All,

After presenting the initial draft on ROSA (routing on service addresses) at 
the IETF115, we have been working on an update, which you can find below. 

Apart from welcoming additional co-authors (Jens Finkhaeuser, Daniel Huang, and 
Paulo Mendes), we have been working on several comments we received in 
discussions with community members (many thanks for those who engaged with us 
on this topic). 

In more detail, the following changes can be found in the update:
1. Restructured introduction to improve readability and argumentation for this 
draft
2. Addressing IETF115 comments in various parts of the draft, e.g.,  
introduction, analysis (relation to other technologies), traffic steering 
(relation to anycast) etc
3. Added six new use cases (mobile applications - Section 3.4, chunk  retrieval 
- Section 3.5, AR/VR - Section 3.6, Cloud-to-Thing - Section 3.7, Metaverse - 
Section 3.8, and popularity-based services - Section 3.9)
4. Added separate analysis section, as derived from use cases (Section 4)
5. Revised and linked requirements to use cases through additional text 
(Section 5)
6. Discussed possible benefits from applying ROSA in identified use cases 
(Section 6)
7. Revised ROSA messages figure (Figure 2) 
8. Added section on possible extended capabilities to 'base' ROSA (Section 8), 
including multi-homing support, namespace support.
9. Added and maintaining open issues (Section 10)
10.  Added missing sections, like conclusions (Section 11) and privacy  
considerations (Section 13)

We would welcome any comments and thoughts on this work, its motivation and 
argumentation as well as possible ways forward. Any interest for contribution 
is also very welcome.

We plan on capturing any inputs into a possible update before IETF116 and would 
very much like to present this work for discussion in the RTGWG when we will 
meet at IETF116. We are also looking into demonstrating aspects of ROSA at the 
IETF; happy to receive any interest in such demonstration.

Best,

Dirk

-----Original Message-----
From: [email protected] <[email protected]> 
Sent: 02 February 2023 14:27
To: Luis M. Contreras <[email protected]>; Daniel 
Huang <[email protected]>; Dirk Trossen <[email protected]>; 
Jens Finkhaeuser <[email protected]>; Luis Contreras 
<[email protected]>; Paulo Mendes 
<[email protected]>
Subject: New Version Notification for draft-trossen-rtgwg-rosa-01.txt


A new version of I-D, draft-trossen-rtgwg-rosa-01.txt has been successfully 
submitted by Dirk Trossen and posted to the IETF repository.

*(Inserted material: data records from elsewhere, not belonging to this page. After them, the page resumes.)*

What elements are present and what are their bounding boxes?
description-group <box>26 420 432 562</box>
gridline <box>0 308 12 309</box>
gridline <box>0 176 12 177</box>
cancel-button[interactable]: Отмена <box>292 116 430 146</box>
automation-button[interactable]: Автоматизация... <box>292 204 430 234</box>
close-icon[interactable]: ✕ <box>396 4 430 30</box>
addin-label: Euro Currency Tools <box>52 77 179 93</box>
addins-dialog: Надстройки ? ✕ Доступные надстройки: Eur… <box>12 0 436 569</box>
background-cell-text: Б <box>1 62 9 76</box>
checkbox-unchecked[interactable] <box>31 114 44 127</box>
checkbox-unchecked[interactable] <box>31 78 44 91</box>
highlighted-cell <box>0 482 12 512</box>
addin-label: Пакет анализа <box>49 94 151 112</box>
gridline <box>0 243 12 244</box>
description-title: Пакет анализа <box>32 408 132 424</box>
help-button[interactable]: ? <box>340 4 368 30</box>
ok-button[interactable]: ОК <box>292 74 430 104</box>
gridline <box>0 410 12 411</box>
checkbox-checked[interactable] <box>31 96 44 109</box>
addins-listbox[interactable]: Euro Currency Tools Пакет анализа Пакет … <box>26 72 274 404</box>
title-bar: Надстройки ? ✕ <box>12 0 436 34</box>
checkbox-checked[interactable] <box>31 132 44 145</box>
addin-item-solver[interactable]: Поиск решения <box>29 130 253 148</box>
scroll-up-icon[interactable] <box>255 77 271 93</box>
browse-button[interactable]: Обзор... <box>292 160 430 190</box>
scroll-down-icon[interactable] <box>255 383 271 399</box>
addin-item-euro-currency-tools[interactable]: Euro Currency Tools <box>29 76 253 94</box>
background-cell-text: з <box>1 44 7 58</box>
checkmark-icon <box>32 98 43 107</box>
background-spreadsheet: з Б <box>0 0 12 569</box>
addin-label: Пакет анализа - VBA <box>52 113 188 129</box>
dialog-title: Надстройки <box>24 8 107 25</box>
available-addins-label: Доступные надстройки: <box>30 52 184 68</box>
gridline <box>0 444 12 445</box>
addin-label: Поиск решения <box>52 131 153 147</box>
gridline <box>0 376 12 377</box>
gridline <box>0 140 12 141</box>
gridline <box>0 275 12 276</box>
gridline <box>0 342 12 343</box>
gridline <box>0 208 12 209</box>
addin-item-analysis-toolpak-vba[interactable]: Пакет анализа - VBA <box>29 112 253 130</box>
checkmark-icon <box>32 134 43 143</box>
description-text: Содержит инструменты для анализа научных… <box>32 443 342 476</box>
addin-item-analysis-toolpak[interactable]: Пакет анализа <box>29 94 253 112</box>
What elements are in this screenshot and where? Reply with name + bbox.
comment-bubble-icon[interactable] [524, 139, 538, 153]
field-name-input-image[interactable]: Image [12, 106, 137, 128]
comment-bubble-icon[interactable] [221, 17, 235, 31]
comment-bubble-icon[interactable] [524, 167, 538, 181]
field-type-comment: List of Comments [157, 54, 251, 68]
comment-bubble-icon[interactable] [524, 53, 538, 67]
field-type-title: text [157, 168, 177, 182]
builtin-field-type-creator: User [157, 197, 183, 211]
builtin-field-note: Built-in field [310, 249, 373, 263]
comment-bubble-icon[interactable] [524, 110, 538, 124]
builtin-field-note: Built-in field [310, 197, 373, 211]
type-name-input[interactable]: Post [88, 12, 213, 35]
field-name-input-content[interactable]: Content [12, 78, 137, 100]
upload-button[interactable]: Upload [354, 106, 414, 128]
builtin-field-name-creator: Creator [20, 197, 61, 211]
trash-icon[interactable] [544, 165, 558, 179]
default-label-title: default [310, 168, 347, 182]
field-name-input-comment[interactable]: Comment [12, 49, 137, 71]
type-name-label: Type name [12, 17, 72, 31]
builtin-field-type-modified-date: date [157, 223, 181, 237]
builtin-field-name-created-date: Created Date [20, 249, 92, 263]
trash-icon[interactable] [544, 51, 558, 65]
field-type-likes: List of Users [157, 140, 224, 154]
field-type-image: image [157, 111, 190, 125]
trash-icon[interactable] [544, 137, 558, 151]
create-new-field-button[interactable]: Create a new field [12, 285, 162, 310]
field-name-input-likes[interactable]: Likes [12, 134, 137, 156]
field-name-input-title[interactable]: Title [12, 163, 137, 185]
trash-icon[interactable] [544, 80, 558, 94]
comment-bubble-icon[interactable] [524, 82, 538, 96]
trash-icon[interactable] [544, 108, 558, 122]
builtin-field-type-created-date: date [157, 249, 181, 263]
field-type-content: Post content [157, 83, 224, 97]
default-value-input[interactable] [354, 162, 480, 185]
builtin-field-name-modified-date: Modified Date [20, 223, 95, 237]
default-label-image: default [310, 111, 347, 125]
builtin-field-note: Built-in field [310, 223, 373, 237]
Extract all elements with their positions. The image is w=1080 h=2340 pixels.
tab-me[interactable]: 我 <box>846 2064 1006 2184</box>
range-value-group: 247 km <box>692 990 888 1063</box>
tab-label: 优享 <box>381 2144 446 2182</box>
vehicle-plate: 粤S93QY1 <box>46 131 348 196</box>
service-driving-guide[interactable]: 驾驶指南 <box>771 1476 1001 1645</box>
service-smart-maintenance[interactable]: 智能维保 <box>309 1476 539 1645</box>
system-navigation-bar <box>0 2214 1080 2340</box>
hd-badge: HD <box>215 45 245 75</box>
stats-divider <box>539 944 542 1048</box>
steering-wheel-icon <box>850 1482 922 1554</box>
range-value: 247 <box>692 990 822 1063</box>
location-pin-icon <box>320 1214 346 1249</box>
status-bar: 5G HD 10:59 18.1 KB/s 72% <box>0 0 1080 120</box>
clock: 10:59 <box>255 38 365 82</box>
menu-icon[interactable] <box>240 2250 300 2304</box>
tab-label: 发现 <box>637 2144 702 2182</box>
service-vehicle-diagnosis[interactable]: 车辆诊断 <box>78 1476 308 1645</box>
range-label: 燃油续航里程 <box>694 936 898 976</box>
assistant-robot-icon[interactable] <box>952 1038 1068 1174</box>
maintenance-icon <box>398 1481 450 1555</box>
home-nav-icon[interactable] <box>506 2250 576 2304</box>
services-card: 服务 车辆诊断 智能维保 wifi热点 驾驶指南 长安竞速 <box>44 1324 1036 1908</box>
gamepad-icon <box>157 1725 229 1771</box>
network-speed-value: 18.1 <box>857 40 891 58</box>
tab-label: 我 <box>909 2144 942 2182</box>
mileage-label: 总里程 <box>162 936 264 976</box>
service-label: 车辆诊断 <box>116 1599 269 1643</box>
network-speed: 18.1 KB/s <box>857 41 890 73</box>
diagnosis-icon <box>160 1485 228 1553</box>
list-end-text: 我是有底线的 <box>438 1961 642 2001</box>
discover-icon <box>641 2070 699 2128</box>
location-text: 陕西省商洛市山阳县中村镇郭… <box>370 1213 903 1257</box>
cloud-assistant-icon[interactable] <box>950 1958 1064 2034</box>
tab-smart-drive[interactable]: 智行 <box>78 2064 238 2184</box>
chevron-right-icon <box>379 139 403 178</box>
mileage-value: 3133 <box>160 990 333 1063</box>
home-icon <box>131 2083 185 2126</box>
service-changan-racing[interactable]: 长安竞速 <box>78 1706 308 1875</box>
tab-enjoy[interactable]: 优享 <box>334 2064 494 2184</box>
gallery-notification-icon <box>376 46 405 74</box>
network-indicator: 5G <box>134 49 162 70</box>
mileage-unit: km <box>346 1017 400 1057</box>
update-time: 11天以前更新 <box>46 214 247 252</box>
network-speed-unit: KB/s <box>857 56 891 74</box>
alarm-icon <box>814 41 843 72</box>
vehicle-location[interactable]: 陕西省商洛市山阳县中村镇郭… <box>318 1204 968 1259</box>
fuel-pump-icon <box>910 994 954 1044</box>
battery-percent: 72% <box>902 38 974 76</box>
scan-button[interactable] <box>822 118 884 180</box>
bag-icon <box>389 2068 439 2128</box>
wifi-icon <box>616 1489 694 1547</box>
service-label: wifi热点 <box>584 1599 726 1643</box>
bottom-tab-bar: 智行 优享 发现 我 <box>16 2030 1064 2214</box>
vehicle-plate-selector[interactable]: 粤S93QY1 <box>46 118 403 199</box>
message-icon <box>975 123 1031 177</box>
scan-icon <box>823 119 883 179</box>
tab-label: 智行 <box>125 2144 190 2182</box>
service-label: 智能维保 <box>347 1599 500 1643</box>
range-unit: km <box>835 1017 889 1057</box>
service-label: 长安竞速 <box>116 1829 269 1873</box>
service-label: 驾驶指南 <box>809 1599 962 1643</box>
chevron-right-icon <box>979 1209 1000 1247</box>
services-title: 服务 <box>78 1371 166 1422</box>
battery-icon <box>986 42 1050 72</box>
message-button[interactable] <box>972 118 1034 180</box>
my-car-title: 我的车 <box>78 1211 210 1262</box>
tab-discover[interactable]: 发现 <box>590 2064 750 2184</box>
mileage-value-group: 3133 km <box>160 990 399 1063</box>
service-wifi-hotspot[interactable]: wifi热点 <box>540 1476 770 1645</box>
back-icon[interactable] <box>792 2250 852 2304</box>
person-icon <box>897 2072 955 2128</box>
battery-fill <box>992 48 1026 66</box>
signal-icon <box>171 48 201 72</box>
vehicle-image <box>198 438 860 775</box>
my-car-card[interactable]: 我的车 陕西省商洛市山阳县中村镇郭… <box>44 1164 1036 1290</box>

Name:           draft-trossen-rtgwg-rosa
Revision:       01
Title:          Routing on Service Addresses
Document date:  2023-02-02
Group:          Individual Submission
Pages:          53
URL:            https://www.ietf.org/archive/id/draft-trossen-rtgwg-rosa-01.txt
Status:         https://datatracker.ietf.org/doc/draft-trossen-rtgwg-rosa/
Htmlized:       https://datatracker.ietf.org/doc/html/draft-trossen-rtgwg-rosa
Diff:           
https://author-tools.ietf.org/iddiff?url2=draft-trossen-rtgwg-rosa-01

Abstract:
   This document proposes a novel communication approach which reasons
   about WHAT is being communicated (and invoked) instead of WHO is
   communicating.  Such approach is meant to transition away from
   locator-based addressing (and thus routing and forwarding) to an
   addressing scheme where the address semantics relate to services
   being invoked (e.g., for computational processes, and their generated
   information requests and responses).

   The document introduces Routing on Service Addresses (ROSA), as a
   realization of what is referred to as 'service-based routing' (SBR),
   to replace the usual DNS+IP sequence, i.e., the off-path discovery of
   a service name to an IP locator mapping, through an on-path discovery
   with in-band data transfer to a suitable service instance location
   for a selected set of services, not all Internet-based services.

   SBR is designed to be constrained by service-specific parameters that
   go beyond load and latency, as in today's best effort or traffic
   engineering based routing, leading to an approach to steer traffic in
   a service-specific constraint-based manner.

   Particularly, this document outlines sample ROSA use case scenarios,
   requirements for its design, and the ROSA system design itself.